Я услышал, как доктор обыденным монотонным голосом сказал: «Это необычный случай —» — остальную часть этого предложения я никогда не слышал.
Был длинный луч серого света, ведущий от моей кровати к моей двери. Я открыл глаза. «Я не умер». Я прошел через Долину.
«Интересно, что он получил».
В широкой части луча была моя жена, улыбающаяся, и, протягивая руки к той недосягаемой двери, были другие, которых я узнал, все улыбающиеся. Вещи были тусклыми, но мой ум казался определенным.
«Что он получил?» Я ожидал, что вечные тайны будут разгаданы. Либо я буду знать, либо не буду знать, и я не буду знать, что я не буду знать.
«Он получил желчный пузырь, наполненный камнями, и плохой аппендикс, а теперь вы должны лежать смирно».
Тогда к этому пришла драма, драма превыше всех драм — горсть коричневатых выделений и пара кусочков болезненной плоти!! Ах, я!
Я чувствую себя хорошо, обо мне хорошо заботятся, я так счастлив, как только могу быть; у меня не было ни одной из моих болей при стенокардии с момента операции. И пока я лежу здесь, я созерцаю [создание] фриза — процессии врачей, медсестер и интернов, диагностов, техников, экспертов, механиков, служителей и поваров — все, великие и малые, в профиль. Они должны выглядеть как те, кто делал свои притворства передо мной в течение последнего года; — торжественные и глупые; добрые, безрассудные; небрежные; эрудированные, практичные; многие люди с трубками и многие люди с электрическими машинами. Старый Эскулап должен начать процессию, но Человек с Ножом, царствующий, героического размера, должен закончить ее.

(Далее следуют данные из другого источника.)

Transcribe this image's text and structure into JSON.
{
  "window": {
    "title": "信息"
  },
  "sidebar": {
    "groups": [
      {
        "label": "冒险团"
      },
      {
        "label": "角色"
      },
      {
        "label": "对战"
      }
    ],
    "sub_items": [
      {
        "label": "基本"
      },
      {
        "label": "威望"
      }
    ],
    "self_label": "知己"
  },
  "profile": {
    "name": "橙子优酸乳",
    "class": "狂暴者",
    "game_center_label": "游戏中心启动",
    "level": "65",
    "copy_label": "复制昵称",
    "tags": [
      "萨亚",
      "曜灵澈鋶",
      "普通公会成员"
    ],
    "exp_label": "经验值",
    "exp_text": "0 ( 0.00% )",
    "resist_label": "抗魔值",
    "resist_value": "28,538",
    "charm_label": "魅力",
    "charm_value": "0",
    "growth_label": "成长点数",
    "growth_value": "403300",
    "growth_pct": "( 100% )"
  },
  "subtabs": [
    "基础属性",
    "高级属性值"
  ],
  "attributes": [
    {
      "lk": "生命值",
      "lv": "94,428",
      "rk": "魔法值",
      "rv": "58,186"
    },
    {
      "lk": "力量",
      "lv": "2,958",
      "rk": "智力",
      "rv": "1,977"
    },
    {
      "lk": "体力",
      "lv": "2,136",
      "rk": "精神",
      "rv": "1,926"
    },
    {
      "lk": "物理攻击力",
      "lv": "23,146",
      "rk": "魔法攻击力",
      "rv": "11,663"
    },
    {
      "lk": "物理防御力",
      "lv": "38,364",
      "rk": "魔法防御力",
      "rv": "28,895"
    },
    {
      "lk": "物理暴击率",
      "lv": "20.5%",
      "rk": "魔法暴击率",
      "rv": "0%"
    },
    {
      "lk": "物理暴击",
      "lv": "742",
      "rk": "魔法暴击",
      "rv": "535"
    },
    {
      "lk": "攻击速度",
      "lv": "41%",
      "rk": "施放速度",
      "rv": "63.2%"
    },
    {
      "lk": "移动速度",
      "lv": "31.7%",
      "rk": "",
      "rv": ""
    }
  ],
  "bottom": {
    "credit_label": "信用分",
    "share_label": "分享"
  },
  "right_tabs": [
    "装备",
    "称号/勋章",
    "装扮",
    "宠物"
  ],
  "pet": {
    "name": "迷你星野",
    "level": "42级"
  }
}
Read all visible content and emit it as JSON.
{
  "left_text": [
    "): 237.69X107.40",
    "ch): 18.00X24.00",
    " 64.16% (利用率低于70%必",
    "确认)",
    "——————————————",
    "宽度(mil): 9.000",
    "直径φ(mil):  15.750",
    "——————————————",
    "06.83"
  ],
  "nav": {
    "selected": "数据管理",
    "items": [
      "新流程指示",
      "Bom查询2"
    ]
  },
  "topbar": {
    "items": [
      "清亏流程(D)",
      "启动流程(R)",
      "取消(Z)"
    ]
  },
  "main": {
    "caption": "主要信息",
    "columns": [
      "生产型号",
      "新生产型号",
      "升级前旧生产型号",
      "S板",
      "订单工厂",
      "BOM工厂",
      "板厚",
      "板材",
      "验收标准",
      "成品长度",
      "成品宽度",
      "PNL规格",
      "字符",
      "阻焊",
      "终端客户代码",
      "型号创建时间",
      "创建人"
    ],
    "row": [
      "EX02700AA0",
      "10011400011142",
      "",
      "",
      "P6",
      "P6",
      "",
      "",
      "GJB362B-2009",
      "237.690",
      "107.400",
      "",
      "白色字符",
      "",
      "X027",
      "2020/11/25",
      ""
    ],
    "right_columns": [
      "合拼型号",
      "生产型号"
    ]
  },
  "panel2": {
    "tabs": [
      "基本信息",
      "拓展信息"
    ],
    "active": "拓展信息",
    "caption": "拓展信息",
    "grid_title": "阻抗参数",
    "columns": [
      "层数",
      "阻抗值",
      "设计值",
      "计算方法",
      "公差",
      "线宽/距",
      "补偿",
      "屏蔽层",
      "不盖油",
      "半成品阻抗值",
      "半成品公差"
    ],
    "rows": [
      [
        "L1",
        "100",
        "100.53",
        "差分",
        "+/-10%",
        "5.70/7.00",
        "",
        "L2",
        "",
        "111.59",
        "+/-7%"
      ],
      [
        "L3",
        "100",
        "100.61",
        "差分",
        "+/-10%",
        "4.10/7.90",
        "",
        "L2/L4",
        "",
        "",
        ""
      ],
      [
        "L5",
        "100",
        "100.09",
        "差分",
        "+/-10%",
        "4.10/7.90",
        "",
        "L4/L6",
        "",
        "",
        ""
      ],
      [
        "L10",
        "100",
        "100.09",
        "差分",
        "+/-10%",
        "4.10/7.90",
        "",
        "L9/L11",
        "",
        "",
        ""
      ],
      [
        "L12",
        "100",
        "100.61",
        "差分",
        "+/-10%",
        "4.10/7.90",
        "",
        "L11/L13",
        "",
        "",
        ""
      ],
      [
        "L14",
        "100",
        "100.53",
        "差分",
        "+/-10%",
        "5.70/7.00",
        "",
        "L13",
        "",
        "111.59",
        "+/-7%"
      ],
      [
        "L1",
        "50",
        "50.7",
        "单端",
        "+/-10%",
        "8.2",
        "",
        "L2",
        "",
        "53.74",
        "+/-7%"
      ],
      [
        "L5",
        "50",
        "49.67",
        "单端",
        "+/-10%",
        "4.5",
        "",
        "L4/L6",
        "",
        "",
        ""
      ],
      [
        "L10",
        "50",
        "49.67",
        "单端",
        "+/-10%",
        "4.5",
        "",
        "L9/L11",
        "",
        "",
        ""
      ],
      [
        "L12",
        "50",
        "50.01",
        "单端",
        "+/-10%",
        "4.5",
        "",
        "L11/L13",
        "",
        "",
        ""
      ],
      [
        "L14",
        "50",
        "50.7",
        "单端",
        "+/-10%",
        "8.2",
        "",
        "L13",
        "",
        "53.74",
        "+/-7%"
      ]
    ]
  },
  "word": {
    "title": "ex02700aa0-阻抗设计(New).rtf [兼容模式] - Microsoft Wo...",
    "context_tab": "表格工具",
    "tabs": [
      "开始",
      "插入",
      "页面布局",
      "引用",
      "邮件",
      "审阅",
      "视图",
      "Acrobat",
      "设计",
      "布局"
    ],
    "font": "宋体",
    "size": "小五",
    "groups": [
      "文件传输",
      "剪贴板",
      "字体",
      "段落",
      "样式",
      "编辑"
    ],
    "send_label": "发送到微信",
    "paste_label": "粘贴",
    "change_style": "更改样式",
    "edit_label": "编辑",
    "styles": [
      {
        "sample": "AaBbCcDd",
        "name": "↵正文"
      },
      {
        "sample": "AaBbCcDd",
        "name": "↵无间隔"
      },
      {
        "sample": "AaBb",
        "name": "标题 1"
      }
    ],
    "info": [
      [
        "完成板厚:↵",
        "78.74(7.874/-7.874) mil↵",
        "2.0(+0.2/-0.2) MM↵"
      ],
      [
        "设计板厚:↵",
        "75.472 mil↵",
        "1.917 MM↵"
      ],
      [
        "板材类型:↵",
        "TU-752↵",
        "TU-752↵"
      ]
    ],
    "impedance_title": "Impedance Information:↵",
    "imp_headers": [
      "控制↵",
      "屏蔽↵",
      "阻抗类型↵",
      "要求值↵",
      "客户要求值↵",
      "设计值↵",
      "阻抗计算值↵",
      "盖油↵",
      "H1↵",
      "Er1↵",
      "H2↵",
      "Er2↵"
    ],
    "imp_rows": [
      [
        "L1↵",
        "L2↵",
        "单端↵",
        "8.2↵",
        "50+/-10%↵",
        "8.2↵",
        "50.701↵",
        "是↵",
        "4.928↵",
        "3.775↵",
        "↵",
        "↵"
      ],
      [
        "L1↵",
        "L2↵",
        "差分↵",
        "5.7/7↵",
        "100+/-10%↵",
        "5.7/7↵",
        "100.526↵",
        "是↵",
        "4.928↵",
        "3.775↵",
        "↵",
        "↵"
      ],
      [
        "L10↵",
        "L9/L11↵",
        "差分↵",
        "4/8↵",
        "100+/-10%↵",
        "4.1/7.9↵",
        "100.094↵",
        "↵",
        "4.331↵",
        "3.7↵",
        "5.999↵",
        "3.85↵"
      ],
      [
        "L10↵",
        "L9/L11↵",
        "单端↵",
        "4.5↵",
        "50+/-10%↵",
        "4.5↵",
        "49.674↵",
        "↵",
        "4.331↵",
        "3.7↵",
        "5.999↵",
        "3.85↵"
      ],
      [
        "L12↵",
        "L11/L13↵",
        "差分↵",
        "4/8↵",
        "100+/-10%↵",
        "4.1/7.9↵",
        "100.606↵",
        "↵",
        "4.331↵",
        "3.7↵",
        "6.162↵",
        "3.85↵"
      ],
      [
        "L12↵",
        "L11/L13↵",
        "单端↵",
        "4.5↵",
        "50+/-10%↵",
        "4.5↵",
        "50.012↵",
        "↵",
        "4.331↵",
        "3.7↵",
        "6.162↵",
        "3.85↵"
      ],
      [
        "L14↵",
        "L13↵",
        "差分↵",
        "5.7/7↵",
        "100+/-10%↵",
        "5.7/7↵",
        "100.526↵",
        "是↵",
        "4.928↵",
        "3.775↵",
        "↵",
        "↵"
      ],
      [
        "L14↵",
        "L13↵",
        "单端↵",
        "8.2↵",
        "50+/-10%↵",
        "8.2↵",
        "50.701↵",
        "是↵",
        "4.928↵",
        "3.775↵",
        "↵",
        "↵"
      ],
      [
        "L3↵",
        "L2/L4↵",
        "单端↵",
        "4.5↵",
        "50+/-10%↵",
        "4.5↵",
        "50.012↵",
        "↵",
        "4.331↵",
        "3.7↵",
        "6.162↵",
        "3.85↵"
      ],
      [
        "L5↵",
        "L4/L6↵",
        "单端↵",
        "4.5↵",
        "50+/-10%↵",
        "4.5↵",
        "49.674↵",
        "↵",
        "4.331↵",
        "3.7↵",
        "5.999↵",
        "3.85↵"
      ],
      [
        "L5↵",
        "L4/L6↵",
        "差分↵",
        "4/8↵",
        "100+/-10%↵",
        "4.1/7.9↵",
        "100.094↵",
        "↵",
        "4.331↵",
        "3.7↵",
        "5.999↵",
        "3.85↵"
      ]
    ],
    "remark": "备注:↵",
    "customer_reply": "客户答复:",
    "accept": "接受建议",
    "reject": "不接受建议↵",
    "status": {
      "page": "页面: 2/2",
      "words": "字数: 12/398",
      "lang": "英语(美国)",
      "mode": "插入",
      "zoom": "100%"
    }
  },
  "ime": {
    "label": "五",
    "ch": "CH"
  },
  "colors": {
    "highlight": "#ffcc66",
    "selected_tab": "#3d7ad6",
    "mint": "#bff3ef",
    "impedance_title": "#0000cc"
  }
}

Какая великая вещь, какая гордость, иметь двух людей с величайшим конструктивным воображением и мужеством в хирургии в мире в качестве американцев, доктора Чарльза и доктора Уилла Мэйо.
Александру Фогельсангу
Рочестер, Миннесота, 14 мая [1921 г.]
Это строки моей собственной рукой, дорогой Алек, просто чтобы показать вам, что я все еще в такой степени хозяин самому себе. …
Я прохожу через сильную боль. Внутри я — один большой нарыв. Но Природа делает все, что может, и я помогаю. Они считают меня прямо образцовым пациентом, ибо я показал исключительное выздоровление. Когда Т. Р. побрился на следующий день, я сказал: «Гип-гип!» Ну, я тоже это сделал! Я полагаю, что я не был таким уж плохим мальчиком все эти пятьдесят семь лет, иначе я не смог бы сыграть так хорошо, как «пар» в этой игре, а они говорят, что у них нет лучшего рекорда, чем мой, в книгах.
Национальное географическое общество сделало приятную вещь. Сегодня я получил от них резолюцию самого сочувственного рода. Некоторые джентльмены все еще живы, э?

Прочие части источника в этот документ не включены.